Профессор Гебхардт стал близким другом Гиммлера еще на заре нацистского движения. Самые разные люди были единодушны в своем отношении к Гебхардту. Его считали злым гением Гиммлера. Шелленберг называет его «отвратительным». Олендорф, еще один близкий сотрудник Гиммлера, который сам отнюдь не был образцом порядочности (в Нюрнберге он признался в личном участии в убийстве 90 тысяч евреев), описывает Гебхардта как безнравственного и жадного интригана, руководствовавшегося в жизни только своими личными выгодами. Другие знали его как бессовестного политикана-дилетанта, маскировавшего интриги невинным медицинским покрывалом. Как врач, он производил экспериментальные операции на польских девушках в концентрационном лагере Освенцим, за что Гиммлер вознаградил его должностью президента Германского общества Красного Креста. Любопытные сведения о своем знакомстве с Гебхардтом приводит Шпеер. Когда в 1944 году Шпеер серьезно заболел, он воспользовался услугами присланного ему Гиммлером Гебхардта. Время шло, но на фоне лечения здоровье Шпеера нисколько не улучшилось. Обеспокоенные друзья Шпеера заподозрили неладное и пригласили другого врача, профессора Коха из клиники Шарите. Профессор Кох, изучив назначения Гебхардта, сказал, что его лечение лишь усугубляет болезнь Шпеера. Врачи не сошлись во мнениях, и инцидент можно было бы счесть незначительным, если бы не дурная репутация Гебхардта. С того момента Шпеер до минимума сократил свое общение с Гиммлером. Таков был советчик, представленный Гиммлером. Гебхардт порекомендовал одного своего ученика, Людвига Штумпфеггера, неплохого ортопеда, работавшего в клинике Хоэнлихена и занимавшегося проблемой регенерации костной ткани.

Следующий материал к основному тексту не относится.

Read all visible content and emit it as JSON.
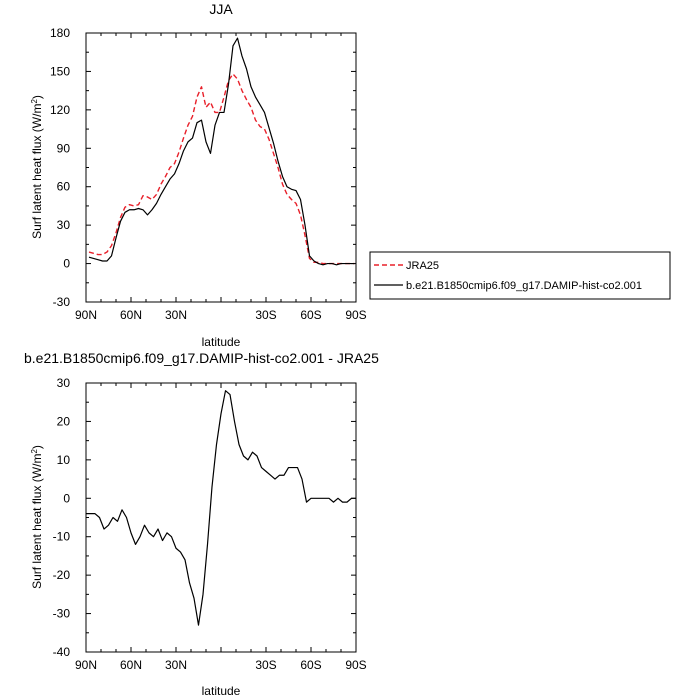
{
  "chart_data": [
    {
      "type": "line",
      "title": "JJA",
      "xlabel": "latitude",
      "ylabel": "Surf latent heat flux (W/m",
      "ylabel_sup": "2",
      "ylabel_tail": ")",
      "xlim": [
        90,
        -90
      ],
      "ylim": [
        -30,
        180
      ],
      "x_ticks": [
        90,
        60,
        30,
        0,
        -30,
        -60,
        -90
      ],
      "x_tick_labels": [
        "90N",
        "60N",
        "30N",
        "",
        "30S",
        "60S",
        "90S"
      ],
      "y_ticks": [
        -30,
        0,
        30,
        60,
        90,
        120,
        150,
        180
      ],
      "y_tick_labels": [
        "-30",
        "0",
        "30",
        "60",
        "90",
        "120",
        "150",
        "180"
      ],
      "grid": false,
      "legend_position": "right",
      "series": [
        {
          "name": "JRA25",
          "color": "#e8202a",
          "dash": "dashed",
          "x": [
            88,
            85,
            82,
            79,
            76,
            73,
            70,
            67,
            64,
            61,
            58,
            55,
            52,
            49,
            46,
            43,
            40,
            37,
            34,
            31,
            28,
            25,
            22,
            19,
            16,
            13,
            10,
            7,
            4,
            1,
            -2,
            -5,
            -8,
            -11,
            -14,
            -17,
            -20,
            -23,
            -26,
            -29,
            -32,
            -35,
            -38,
            -41,
            -44,
            -47,
            -50,
            -53,
            -56,
            -59,
            -62,
            -65,
            -68,
            -71,
            -74,
            -77,
            -80,
            -83,
            -86,
            -89
          ],
          "y": [
            9,
            8,
            7,
            7,
            9,
            14,
            24,
            36,
            44,
            46,
            45,
            46,
            53,
            52,
            50,
            54,
            62,
            68,
            75,
            78,
            87,
            98,
            108,
            115,
            130,
            138,
            122,
            126,
            118,
            118,
            130,
            143,
            148,
            144,
            135,
            128,
            122,
            112,
            107,
            105,
            97,
            86,
            75,
            62,
            54,
            50,
            47,
            38,
            22,
            4,
            1,
            1,
            0,
            0,
            0,
            0,
            0,
            0,
            0,
            0
          ]
        },
        {
          "name": "b.e21.B1850cmip6.f09_g17.DAMIP-hist-co2.001",
          "color": "#000000",
          "dash": "solid",
          "x": [
            88,
            85,
            82,
            79,
            76,
            73,
            70,
            67,
            64,
            61,
            58,
            55,
            52,
            49,
            46,
            43,
            40,
            37,
            34,
            31,
            28,
            25,
            22,
            19,
            16,
            13,
            10,
            7,
            4,
            1,
            -2,
            -5,
            -8,
            -11,
            -14,
            -17,
            -20,
            -23,
            -26,
            -29,
            -32,
            -35,
            -38,
            -41,
            -44,
            -47,
            -50,
            -53,
            -56,
            -59,
            -62,
            -65,
            -68,
            -71,
            -74,
            -77,
            -80,
            -83,
            -86,
            -89
          ],
          "y": [
            5,
            4,
            3,
            2,
            2,
            6,
            20,
            33,
            40,
            42,
            42,
            43,
            42,
            38,
            42,
            47,
            54,
            60,
            66,
            70,
            78,
            88,
            95,
            98,
            110,
            112,
            95,
            86,
            108,
            118,
            118,
            140,
            170,
            176,
            162,
            152,
            138,
            130,
            124,
            118,
            106,
            94,
            80,
            68,
            60,
            58,
            57,
            50,
            30,
            6,
            2,
            0,
            -1,
            0,
            0,
            -1,
            0,
            0,
            0,
            0
          ]
        }
      ]
    },
    {
      "type": "line",
      "title": "b.e21.B1850cmip6.f09_g17.DAMIP-hist-co2.001 - JRA25",
      "xlabel": "latitude",
      "ylabel": "Surf latent heat flux (W/m",
      "ylabel_sup": "2",
      "ylabel_tail": ")",
      "xlim": [
        90,
        -90
      ],
      "ylim": [
        -40,
        30
      ],
      "x_ticks": [
        90,
        60,
        30,
        0,
        -30,
        -60,
        -90
      ],
      "x_tick_labels": [
        "90N",
        "60N",
        "30N",
        "",
        "30S",
        "60S",
        "90S"
      ],
      "y_ticks": [
        -40,
        -30,
        -20,
        -10,
        0,
        10,
        20,
        30
      ],
      "y_tick_labels": [
        "-40",
        "-30",
        "-20",
        "-10",
        "0",
        "10",
        "20",
        "30"
      ],
      "grid": false,
      "series": [
        {
          "color": "#000000",
          "dash": "solid",
          "x": [
            90,
            87,
            84,
            81,
            78,
            75,
            72,
            69,
            66,
            63,
            60,
            57,
            54,
            51,
            48,
            45,
            42,
            39,
            36,
            33,
            30,
            27,
            24,
            21,
            18,
            15,
            12,
            9,
            6,
            3,
            0,
            -3,
            -6,
            -9,
            -12,
            -15,
            -18,
            -21,
            -24,
            -27,
            -30,
            -33,
            -36,
            -39,
            -42,
            -45,
            -48,
            -51,
            -54,
            -57,
            -60,
            -63,
            -66,
            -69,
            -72,
            -75,
            -78,
            -81,
            -84,
            -87,
            -90
          ],
          "y": [
            -4,
            -4,
            -4,
            -5,
            -8,
            -7,
            -5,
            -6,
            -3,
            -5,
            -9,
            -12,
            -10,
            -7,
            -9,
            -10,
            -8,
            -11,
            -9,
            -10,
            -13,
            -14,
            -16,
            -22,
            -26,
            -33,
            -25,
            -12,
            3,
            14,
            22,
            28,
            27,
            20,
            14,
            11,
            10,
            12,
            11,
            8,
            7,
            6,
            5,
            6,
            6,
            8,
            8,
            8,
            5,
            -1,
            0,
            0,
            0,
            0,
            0,
            -1,
            0,
            -1,
            -1,
            0,
            0
          ]
        }
      ]
    }
  ]
}
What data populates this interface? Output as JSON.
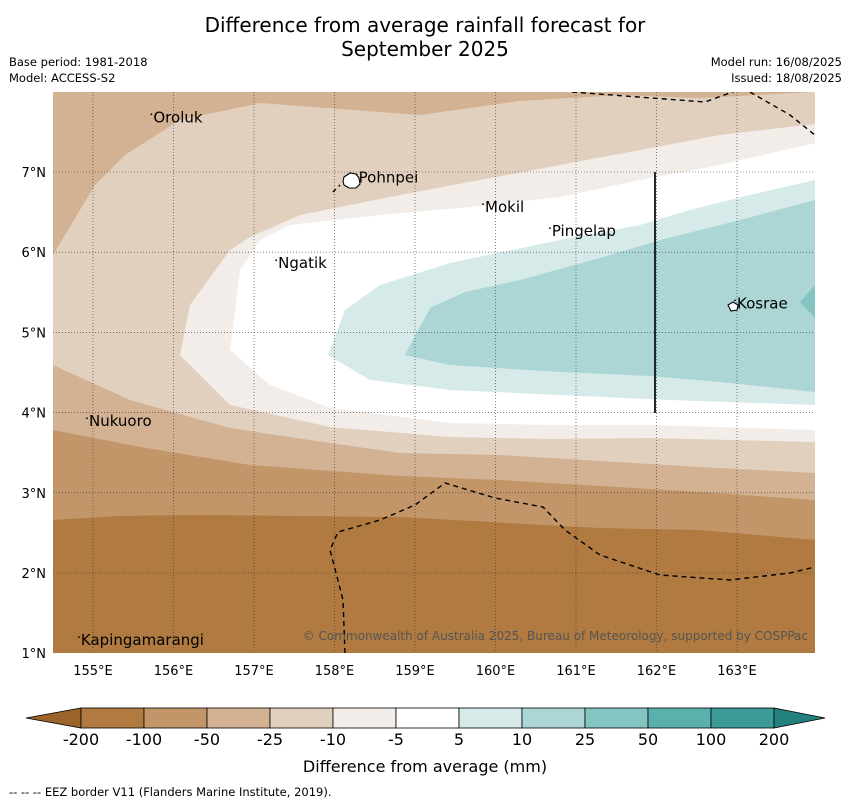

Какими бы мотивами ни руководствовались Гиммлер и Гебхардт, посылая Штумпфеггера в Восточную Пруссию к Гитлеру, – а те, кто знал Гебхардта, не верили, что за этим не скрывается личная корысть, – они ничего от этого не выиграли. Возможно, конечно, что ни Гиммлер, ни Гебхардт и не искали никакой выгоды, ибо Гиммлер был слишком наивен для того, чтобы вынашивать какие-то многоходовые планы. Впрочем, и у Штумпфеггера не было ни малейшего желания служить тем, кто был для него теперь бесполезен. Прибыв в ставку фюрера, он не стал ни от кого скрывать своей безусловной и искренней преданности Гитлеру. Преданный великан (Штумпфеггер отличался огромным ростом) в неподдельном обожании склонил голову перед божеством, пред ясные очи которого он был теперь допущен, что не мешало ему презрительно отзываться о благодетелях, пославших его в Растенбург. Штумпфеггер появился в ставке Гитлера 31 октября 1944 года. После этого его посещения фюрера становятся день ото дня чаще. В дневнике Линге ежедневно присутствовало слово Spaziergang – прогулка. Это был единственный момент в течение дня, когда Гитлер короткое время дышал свежим воздухом, гуляя в саду. Весьма редко в дневнике отмечалось и то, с кем в тот день гулял Гитлер. Список спутников был невелик: Гиммлер, Геринг, Альберт Борман (адъютант Гитлера, брат Мартина Бормана) и Штумпфеггер. В последние дни агонии Третьего рейха Штумпфеггер оставался рядом с Гитлером. Он остался, когда все другие, включая Мореля, бежали или были изгнаны. Когда его спросили однажды, по-прежнему ли он думает, что Германия победит, Штумпфеггер с наивной убежденностью истинно верующего ответил, что, несмотря на свое невежество в военных делах, он не думает – он знает, что Германия выиграет войну. Гарантией ему служила непреклонная убежденность в глазах фюрера. Прогулки в саду не были прогулками пациента с лечащим врачом – до конца жизни Гитлеру так и не потребовалась помощь хирурга – это было общение мессии с апостолом, божества с избранным священником.